Strolling the grounds of the Wat Dhammararam Cambodian Buddhist Temple, which features more than 90 hand-carved statues
Relaxing on the city’s waterfront
A rocking performance during the San Joaquin Asparagus Festival
Taking a closer look at the artwork in the Haggin Museum
Sunset over the region’s delta waterways
Posing with a mural celebrating the city’s music and culture
Family fun during a u-pick experience at a local farm
A waterfront city alive with museums, festivals and cultural gems
Explore Downtown and the Waterfront
The waterfront along the San Joaquin Delta waterway and adjacent downtown Stockton are home to some of the city’s most popular attractions. Watch the Stockton Ports play minor league baseball at Banner Island Ballpark or cheer for the Stockton Heat hockey team at the Stockton Arena. Catch a concert or a movie at the Bob Hope Theatre. Built in 1930, it’s listed on the National Register of Historic Places and is full of vintage details.
The Haggin Museum, an impressive brick building located downtown, holds the largest collection of work by J.C. Leyendecker, whose iconic illustrations graced more than 300 covers of the “Saturday Evening Post.” Families can enjoy wholesome fun at the Children’s Museum of Stockton or Pixie Woods Amusement Park located on the waterfront.
Monks at Wat Dhammararam Cambodian Buddhist Temple invite visitors to browse the temple’s grounds free of charge to see the more than 90 hand-carved, bejeweled and painted statues that tell the story of Buddha and the Cambodian faith. Be sure to get a photo of the reclining Buddha, measuring more than 15 meters long. Every April, the temple hosts the popular Cambodian New Year Festival in April.
There are two university campuses that are lovely to visit. At California State University Stanislaus, walk the 1.6-kilometer University Park Discovery Trail and marvel at hundreds of flowers and messages of peace at the World Peace Rose Garden. University of the Pacific is the oldest chartered university in California. The mature trees and brick buildings, reminiscent of East Coast Ivy League schools, have served as a backdrop for Hollywood films including the Indiana Jones series’ “Raiders of the Lost Ark” and “Kingdom of the Crystal Skull”.
Where to Dine and Shop
With a rich agricultural tradition, Stockton is a feast for the senses. Find fresh produce stands and farmers’ markets throughout the area, including the Weberstown Market, known for local fruits, vegetables and baked goods, and the Downtown Asian Farmers’ Market, one of the oldest outdoor markets in the state offering mountains of Asian products and domestic produce at incredible prices.

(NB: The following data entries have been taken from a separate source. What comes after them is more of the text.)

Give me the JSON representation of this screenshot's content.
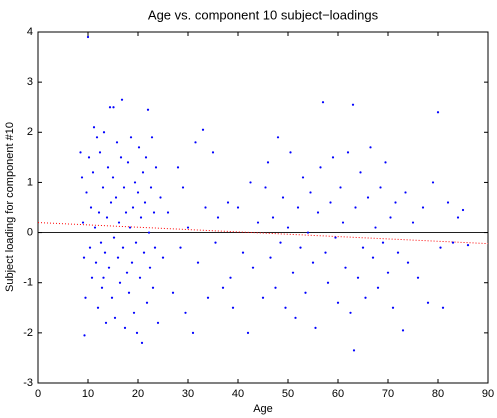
{
  "chart_data": {
    "type": "scatter",
    "title": "Age vs. component 10 subject−loadings",
    "x_label": "Age",
    "y_label": "Subject loading for component #10",
    "xlim": [
      0,
      90
    ],
    "ylim": [
      -3,
      4
    ],
    "xticks": [
      0,
      10,
      20,
      30,
      40,
      50,
      60,
      70,
      80,
      90
    ],
    "yticks": [
      -3,
      -2,
      -1,
      0,
      1,
      2,
      3,
      4
    ],
    "grid": false,
    "reference_line": {
      "y": 0,
      "color": "#000000"
    },
    "fit_line": {
      "x": [
        0,
        90
      ],
      "y": [
        0.2,
        -0.22
      ],
      "color": "#ff0000"
    },
    "series": [
      {
        "color": "#0000ff",
        "x": [
          8.5,
          8.8,
          9,
          9.2,
          9.5,
          9.7,
          10,
          10.2,
          10.4,
          10.6,
          10.8,
          11,
          11.2,
          11.4,
          11.6,
          11.8,
          12,
          12.2,
          12.4,
          12.6,
          12.8,
          13,
          13.2,
          13.4,
          13.6,
          13.8,
          14,
          14.2,
          14.4,
          14.6,
          14.8,
          15,
          15.2,
          15.4,
          15.6,
          15.8,
          16,
          16.2,
          16.4,
          16.6,
          16.8,
          17,
          17.2,
          17.4,
          17.6,
          17.8,
          18,
          18.2,
          18.4,
          18.6,
          18.8,
          19,
          19.2,
          19.4,
          19.6,
          19.8,
          20,
          20.2,
          20.4,
          20.6,
          20.8,
          21,
          21.2,
          21.4,
          21.6,
          21.8,
          22,
          22.2,
          22.4,
          22.6,
          22.8,
          23,
          23.2,
          23.4,
          23.6,
          24,
          24.5,
          25,
          9.3,
          15.1,
          13.1,
          26,
          27,
          28,
          28.5,
          29,
          29.5,
          30,
          31,
          31.5,
          32,
          33,
          33.5,
          34,
          35,
          35.5,
          36,
          37,
          38,
          38.5,
          39,
          40,
          41,
          42,
          42.5,
          43,
          44,
          45,
          45.5,
          46,
          46.5,
          47,
          47.5,
          48,
          48.5,
          49,
          49.5,
          50,
          50.5,
          51,
          51.5,
          52,
          52.5,
          53,
          53.5,
          54,
          54.5,
          55,
          55.5,
          56,
          56.5,
          57,
          57.5,
          58,
          58.5,
          59,
          59.5,
          60,
          60.5,
          61,
          61.5,
          62,
          62.5,
          63,
          63.2,
          63.5,
          64,
          64.5,
          65,
          65.5,
          66,
          66.5,
          67,
          67.5,
          68,
          68.5,
          69,
          69.5,
          70,
          70.5,
          71,
          71.5,
          72,
          73,
          73.5,
          74,
          75,
          76,
          77,
          78,
          79,
          80,
          80.5,
          81,
          82,
          83,
          84,
          85,
          86
        ],
        "values": [
          1.6,
          1.1,
          0.2,
          -0.5,
          -1.3,
          0.8,
          3.9,
          1.5,
          -0.3,
          0.5,
          -0.9,
          1.2,
          2.1,
          0.1,
          -0.6,
          1.9,
          -1.5,
          0.4,
          1.6,
          -0.2,
          -1.1,
          0.9,
          2,
          -0.4,
          -1.8,
          0.3,
          1.3,
          -0.7,
          2.5,
          0.6,
          -1.3,
          1.1,
          -0.1,
          -1.7,
          0.7,
          1.8,
          -0.5,
          0.2,
          -1,
          1.5,
          2.65,
          -0.3,
          0.9,
          -1.9,
          0.4,
          -0.8,
          1.4,
          -1.2,
          0.1,
          1.9,
          -0.6,
          0.5,
          -1.6,
          1,
          -0.2,
          -2,
          0.8,
          1.7,
          -0.9,
          0.3,
          -2.2,
          1.2,
          -0.4,
          0.6,
          1.5,
          -1.4,
          2.45,
          0,
          -0.7,
          0.9,
          1.9,
          -1.1,
          0.4,
          -0.3,
          1.3,
          -1.8,
          0.7,
          -0.5,
          -2.05,
          2.5,
          -0.9,
          0.4,
          -1.2,
          1.3,
          -0.3,
          0.9,
          -1.6,
          0.1,
          -2,
          1.8,
          -0.6,
          2.05,
          0.5,
          -1.3,
          1.6,
          -0.2,
          0.3,
          -1.1,
          0.6,
          -0.9,
          -1.5,
          0.5,
          -0.4,
          -2,
          1,
          -0.7,
          0.2,
          -1.3,
          0.9,
          1.4,
          -0.5,
          0.3,
          -1.1,
          1.9,
          -0.2,
          0.7,
          -1.5,
          0.1,
          1.6,
          -0.8,
          -1.7,
          0.5,
          -0.3,
          1.1,
          -1.2,
          0,
          0.8,
          -0.6,
          -1.9,
          0.4,
          1.3,
          2.6,
          -0.4,
          -1,
          0.6,
          1.5,
          -0.1,
          -1.4,
          0.9,
          0.2,
          -0.7,
          1.6,
          -1.6,
          2.55,
          -2.35,
          0.5,
          -0.9,
          1.2,
          -0.3,
          -1.3,
          0.7,
          1.7,
          -0.5,
          0.1,
          -1.1,
          0.9,
          -0.2,
          1.4,
          -0.8,
          0.3,
          -1.5,
          0.6,
          -0.4,
          -1.95,
          0.8,
          -0.6,
          0.2,
          -0.9,
          0.5,
          -1.4,
          1,
          2.4,
          -0.3,
          -1.5,
          0.6,
          -0.2,
          0.3,
          0.45,
          -0.25
        ]
      }
    ]
  }
}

Watch cheese being made at nearby Oakdale Cheese & Specialties, followed up by a wine tasting at Sorelle Winery. Stockton’s Miracle Mile, the heart of city activity in the 1950s and ‘60s, is experiencing a resurgence of popularity. Along pedestrian-friendly city blocks are quaint shops, galleries, pubs and restaurants serving up everything from craft beer to sushi. Later, head over to the Lincoln Center to explore nearly 100 merchants and eateries. There are a few famous brands, but the majority of the shops are small businesses – perfect for finding that one-of-a-kind memento.
Stockton’s waterfront is the farthest inland port in California.
The Haggin Museum holds the world’s largest public collection of work by J.C. Leyendecker of “Saturday Evening Post” fame.
The opening scenes of “Raiders of the Lost Ark” were filmed at the Faye Spanos Concert Hall at the University of the Pacific campus.